David Barton's War on Christian Colleges: Claims Disputed by Focus on the Family Researcher and His Own Book

Last weekend, David Barton continued his war on Christian colleges when he told an audience at Faith Baptist Church in Knightdale, NC that 50% of students at Christian universities deny their faith while in college.  Watch:
[youtube]https://youtu.be/PBnk92GoKSQ[/youtube]
At 1:03 into the clip above, Barton said:

I mentioned before that between 60 and 80% of our kids deny their faith at university, you can at least send your kids to a Christian university, cause only 50% of them deny their faith at a Christian university. How does that happen? Because so many of the Christian profs we have get trained by pagan guys who think pagan in the way they go at it.

This isn’t the first time he has said this. As he did this time, he often couples his claim with criticism of Christian college professors. As with many of his other claims, he offers no evidence. Ultimately, in my opinion, this war on Christian colleges has more to do with self-defense than objective truth. Barton’s strongest critiques have come from Christian academics. He cannot claim we are on the left so he has to make up a cover story — in the case of this claim, he apparently thinks it helps him look better if he can convince audiences that Christian college professors only teach what their pagan graduate school professors taught them.
When I researched this claim before, I found nothing to support it. If anything, Christian schools are showing less erosion of faith commitments among their students.
A new wrinkle in Barton’s war on Christian colleges is the fact that the footnotes in his most recent book with George Barna (U-Turn) actually contradict his claim. In that book, Barna and Barton write about loss of faith for people under 30:

Most studies now show that roughly one-third of them [people under 30] have no connection to organized religion—and that their distaste for organized religion is growing steadily.4 Barna, George; Barton, David (2014-10-21). U-Turn: Restoring America to the Strength of its Roots (p. 26). Charisma House. Kindle Edition.

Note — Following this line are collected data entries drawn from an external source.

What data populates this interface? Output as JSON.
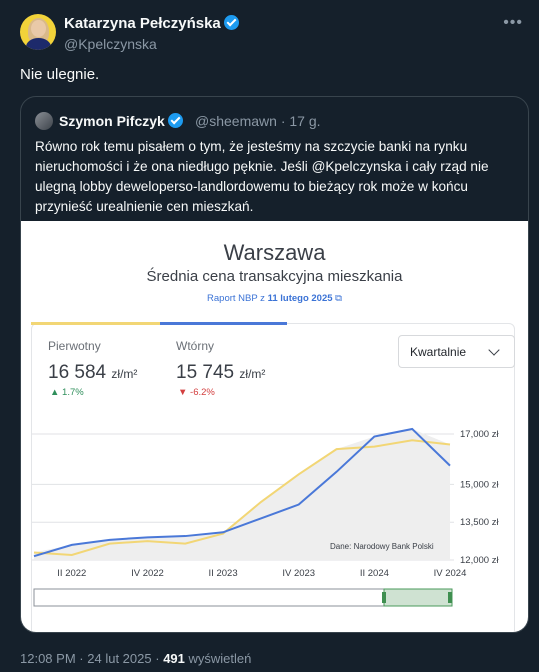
{
  "tweet": {
    "author_name": "Katarzyna Pełczyńska",
    "author_handle": "@Kpelczynska",
    "more_icon": "more-icon",
    "text": "Nie ulegnie.",
    "time": "12:08 PM",
    "date": "24 lut 2025",
    "separator": "·",
    "views_count": "491",
    "views_label": "wyświetleń"
  },
  "quote": {
    "author_name": "Szymon Pifczyk",
    "author_handle": "@sheemawn",
    "age": "· 17 g.",
    "text": "Równo rok temu pisałem o tym, że jesteśmy na szczycie banki na rynku nieruchomości i że ona niedługo pęknie. Jeśli @Kpelczynska i cały rząd nie ulegną lobby deweloperso-landlordowemu to bieżący rok może w końcu przynieść urealnienie cen mieszkań."
  },
  "chart_card": {
    "title": "Warszawa",
    "subtitle": "Średnia cena transakcyjna mieszkania",
    "link_prefix": "Raport NBP z ",
    "link_date": "11 lutego 2025",
    "stats": [
      {
        "label": "Pierwotny",
        "value": "16 584",
        "unit": "zł/m²",
        "change": "▲ 1.7%"
      },
      {
        "label": "Wtórny",
        "value": "15 745",
        "unit": "zł/m²",
        "change": "▼ -6.2%"
      }
    ],
    "period_select": "Kwartalnie",
    "source": "Dane: Narodowy Bank Polski"
  },
  "chart_data": {
    "type": "line",
    "title": "Warszawa",
    "subtitle": "Średnia cena transakcyjna mieszkania",
    "x": [
      "I 2022",
      "II 2022",
      "III 2022",
      "IV 2022",
      "I 2023",
      "II 2023",
      "III 2023",
      "IV 2023",
      "I 2024",
      "II 2024",
      "III 2024",
      "IV 2024"
    ],
    "x_tick_labels": [
      "II 2022",
      "IV 2022",
      "II 2023",
      "IV 2023",
      "II 2024",
      "IV 2024"
    ],
    "y_tick_labels": [
      "17,000 zł",
      "15,000 zł",
      "13,500 zł",
      "12,000 zł"
    ],
    "ylim": [
      12000,
      17000
    ],
    "series": [
      {
        "name": "Pierwotny",
        "color": "#f2d675",
        "values": [
          12300,
          12200,
          12650,
          12750,
          12650,
          13050,
          14300,
          15400,
          16400,
          16500,
          16750,
          16584
        ]
      },
      {
        "name": "Wtórny",
        "color": "#4a78d8",
        "values": [
          12150,
          12600,
          12800,
          12900,
          12950,
          13100,
          13650,
          14200,
          15500,
          16900,
          17200,
          15745
        ]
      }
    ],
    "grid": true,
    "legend": "top"
  },
  "colors": {
    "background": "#15202b",
    "verified": "#1d9bf0",
    "up": "#2f8f5b",
    "down": "#d34040"
  }
}
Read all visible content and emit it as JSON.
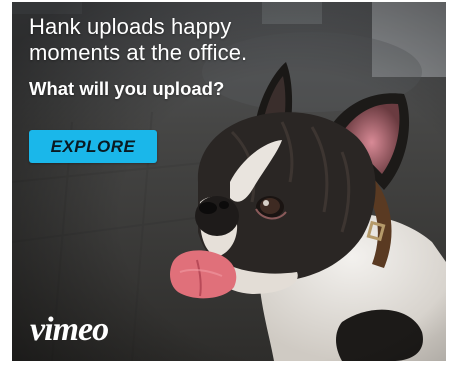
{
  "ad": {
    "headline_line1": "Hank uploads happy",
    "headline_line2": "moments at the office.",
    "tagline": "What will you upload?",
    "cta_label": "EXPLORE",
    "brand": "vimeo"
  },
  "colors": {
    "cta_background": "#1ab7ea",
    "text": "#ffffff"
  }
}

I can find nothing in the book which references Christian colleges.
The footnote about colleges in general goes to several surveys, none of which support Barton’s claims. One study in particular comes from Focus on the Family and suggests that doom and gloom predictions are wrong. Instead, they found that “only 18% of young adults raised with any religion are now unaffliated with a particular faith.” One of the authors of that study, Glenn Stanton, told me that Barton’s claims are actually discounted by current research. About Barton’s claim that 50% of Christian college students lose their faith, Stanton told me in an email:

That number is far too high even for kids at secular schools. No sound research data show anything near that.

Stanton then pointed me to a research brief he prepared for FotF which included some recent research on young people, college attendance, and religiosity. If anything, it is lack of college attendance which is associated with declines in religious participation. From the report:

Is College Corrosive to Faith?

In the last few years, social scientists have “found that the religiously undermining effect of higher education…has disappeared” and that a recent study “using some of the best longitudinal data available has shown that is not those who attend college, but in fact those who do not attend college who are most likely to experience declines” in religious participation and importance. An additional survey of college students found that 2.7 times more students said their faith was strengthened, rather than weakened, through their college experience.

Stanton added in an email:

In fact, the best research shows that all things being equal, young adults are more likely to abandon their faith if they don’t go to college, be it a Christian or secular school.

Sometimes Barton defends himself by telling audiences how many footnotes he has in his books. In this case, he should have read at least this one. David Barton’s war on Christian colleges has nothing to do with Christian colleges and everything to do with David Barton.